どれだけ走ったことだろう


辺りはもう、真っ暗になってしまっていた






8 優しい温度





昼に研究室を飛び出してから。


俺は今日の講義を全部サボって。


走りつづけていた。


―何がしたいんだろう


それは分からない。何も。

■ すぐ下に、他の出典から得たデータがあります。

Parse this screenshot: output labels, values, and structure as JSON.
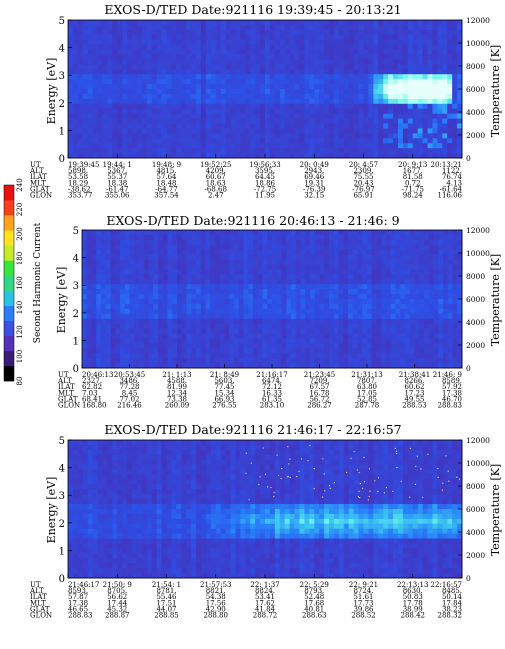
{
  "chart_data": [
    {
      "type": "heatmap",
      "title": "EXOS-D/TED   Date:921116  19:39:45 - 20:13:21",
      "ylabel": "Energy [eV]",
      "y2label": "Temperature [K]",
      "ylim": [
        0,
        5
      ],
      "y2lim": [
        0,
        12000
      ],
      "yticks": [
        "0",
        "1",
        "2",
        "3",
        "4",
        "5"
      ],
      "y2ticks": [
        "0",
        "2000",
        "4000",
        "6000",
        "8000",
        "10000",
        "12000"
      ],
      "orbit_row_labels": [
        "UT",
        "ALT",
        "ILAT",
        "MLT",
        "GLAT",
        "GLON"
      ],
      "orbit_columns": [
        [
          "19:39:45",
          "5898.",
          "53.58",
          "18.29",
          "-38.62",
          "353.77"
        ],
        [
          "19:44: 1",
          "5367.",
          "55.37",
          "18.38",
          "-61.47",
          "355.06"
        ],
        [
          "19:48: 9",
          "4815.",
          "57.64",
          "18.48",
          "-64.77",
          "357.54"
        ],
        [
          "19:52:25",
          "4209.",
          "60.67",
          "18.63",
          "-68.68",
          "2.47"
        ],
        [
          "19:56:33",
          "3595.",
          "64.45",
          "18.86",
          "-72.75",
          "11.95"
        ],
        [
          "20: 0:49",
          "2943.",
          "69.46",
          "19.31",
          "-76.39",
          "32.15"
        ],
        [
          "20: 4:57",
          "2309.",
          "75.55",
          "20.43",
          "-76.97",
          "65.91"
        ],
        [
          "20: 9:13",
          "1677.",
          "81.58",
          "0.72",
          "-71.75",
          "98.24"
        ],
        [
          "20:13:21",
          "1122.",
          "76.74",
          "4.13",
          "-61.64",
          "116.06"
        ]
      ],
      "feature": {
        "band_ev": [
          1.9,
          3.1
        ],
        "enhancement_frac": [
          0.76,
          0.97
        ]
      }
    },
    {
      "type": "heatmap",
      "title": "EXOS-D/TED   Date:921116  20:46:13 - 21:46: 9",
      "ylabel": "Energy [eV]",
      "y2label": "Temperature [K]",
      "ylim": [
        0,
        5
      ],
      "y2lim": [
        0,
        12000
      ],
      "yticks": [
        "0",
        "1",
        "2",
        "3",
        "4",
        "5"
      ],
      "y2ticks": [
        "0",
        "2000",
        "4000",
        "6000",
        "8000",
        "10000",
        "12000"
      ],
      "orbit_row_labels": [
        "UT",
        "ALT",
        "ILAT",
        "MLT",
        "GLAT",
        "GLON"
      ],
      "orbit_columns": [
        [
          "20:46:13",
          "2327.",
          "62.82",
          "7.03",
          "68.41",
          "168.80"
        ],
        [
          "20:53:45",
          "3486.",
          "77.28",
          "8.45",
          "77.02",
          "216.46"
        ],
        [
          "21: 1:13",
          "4588.",
          "81.99",
          "12.34",
          "73.38",
          "260.09"
        ],
        [
          "21: 8:49",
          "5603.",
          "77.45",
          "15.34",
          "66.93",
          "276.55"
        ],
        [
          "21:16:17",
          "6474.",
          "72.12",
          "16.33",
          "61.35",
          "283.10"
        ],
        [
          "21:23:45",
          "7209.",
          "67.57",
          "16.78",
          "56.72",
          "286.27"
        ],
        [
          "21:31:13",
          "7807.",
          "63.80",
          "17.05",
          "52.85",
          "287.78"
        ],
        [
          "21:38:41",
          "8266.",
          "60.62",
          "17.23",
          "49.55",
          "288.53"
        ],
        [
          "21:46: 9",
          "8589.",
          "57.92",
          "17.38",
          "46.70",
          "288.83"
        ]
      ],
      "feature": {
        "band_ev": [
          1.8,
          3.0
        ],
        "enhancement_frac": [
          0,
          0
        ]
      }
    },
    {
      "type": "heatmap",
      "title": "EXOS-D/TED   Date:921116  21:46:17 - 22:16:57",
      "ylabel": "Energy [eV]",
      "y2label": "Temperature [K]",
      "ylim": [
        0,
        5
      ],
      "y2lim": [
        0,
        12000
      ],
      "yticks": [
        "0",
        "1",
        "2",
        "3",
        "4",
        "5"
      ],
      "y2ticks": [
        "0",
        "2000",
        "4000",
        "6000",
        "8000",
        "10000",
        "12000"
      ],
      "orbit_row_labels": [
        "UT",
        "ALT",
        "ILAT",
        "MLT",
        "GLAT",
        "GLON"
      ],
      "orbit_columns": [
        [
          "21:46:17",
          "8593.",
          "57.87",
          "17.38",
          "46.65",
          "288.83"
        ],
        [
          "21:50: 9",
          "8705.",
          "56.62",
          "17.44",
          "45.32",
          "288.87"
        ],
        [
          "21:54: 1",
          "8781.",
          "55.46",
          "17.51",
          "44.07",
          "288.85"
        ],
        [
          "21:57:53",
          "8821.",
          "54.38",
          "17.56",
          "42.90",
          "288.80"
        ],
        [
          "22: 1:37",
          "8824.",
          "53.41",
          "17.62",
          "41.84",
          "288.72"
        ],
        [
          "22: 5:29",
          "8793.",
          "52.48",
          "17.68",
          "40.81",
          "288.63"
        ],
        [
          "22: 9:21",
          "8724.",
          "51.61",
          "17.73",
          "39.86",
          "288.52"
        ],
        [
          "22:13:13",
          "8630.",
          "50.83",
          "17.78",
          "38.99",
          "288.42"
        ],
        [
          "22:16:57",
          "8485.",
          "50.14",
          "17.84",
          "38.23",
          "288.32"
        ]
      ],
      "feature": {
        "band_ev": [
          1.4,
          2.7
        ],
        "enhancement_frac": [
          0.3,
          1.0
        ]
      }
    }
  ],
  "colorbar": {
    "label": "Second Harmonic Current",
    "ticks": [
      "80",
      "100",
      "120",
      "140",
      "160",
      "180",
      "200",
      "220",
      "240"
    ],
    "range": [
      80,
      240
    ]
  }
}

分からない。


だた扇谷に、失言を謝らなきゃならない。


今、すぐ…




走り回りながら、色々なことを思い出す。


初めて会ったのは、何処だっけ…


姿を見たのは、何処だっけ…


最後に会ったのは…何処だっけ…。



今まで扇谷に会った場所を、全部訪ねてみた。

だけど…


「…どこ、行ったんだよ…」


扇谷を見つけることは出来ない。



「何で…会いたくない時に出てきて、会いたいときは…いなくなるんだよ…」



ぺたんと、膝をついて。

俺は地面に座り込んでしまった。



「知らねぇよ…あんな…事情…」



目頭が熱くなった。

両目を強く擦って。



「…バ、カ…野郎」




濡れた眼に、布が押し当てられた。


「…ぅ」


それは吸収の悪い、ジージャンで。



「―――っ!?扇谷…っ!?」





反射的に、振り返ると。

そこには黒いサングラスに、黒い帽子を被った男。



彼は…驚いた様子だった。

俺に名前を呼ばれたからか。


…だけど。

そんなことを気にしている余裕はなかった。



俺は気が動転していて。




「扇谷…ッ、扇谷…!ゴメン、俺…なんにも知らなくて…だから、お前に、悪いこと…」




至近距離で、初めて見えた、扇谷の眼…

なんて、優しい眼。


その眼が切なそうに歪んで、俺の体を抱きしめた。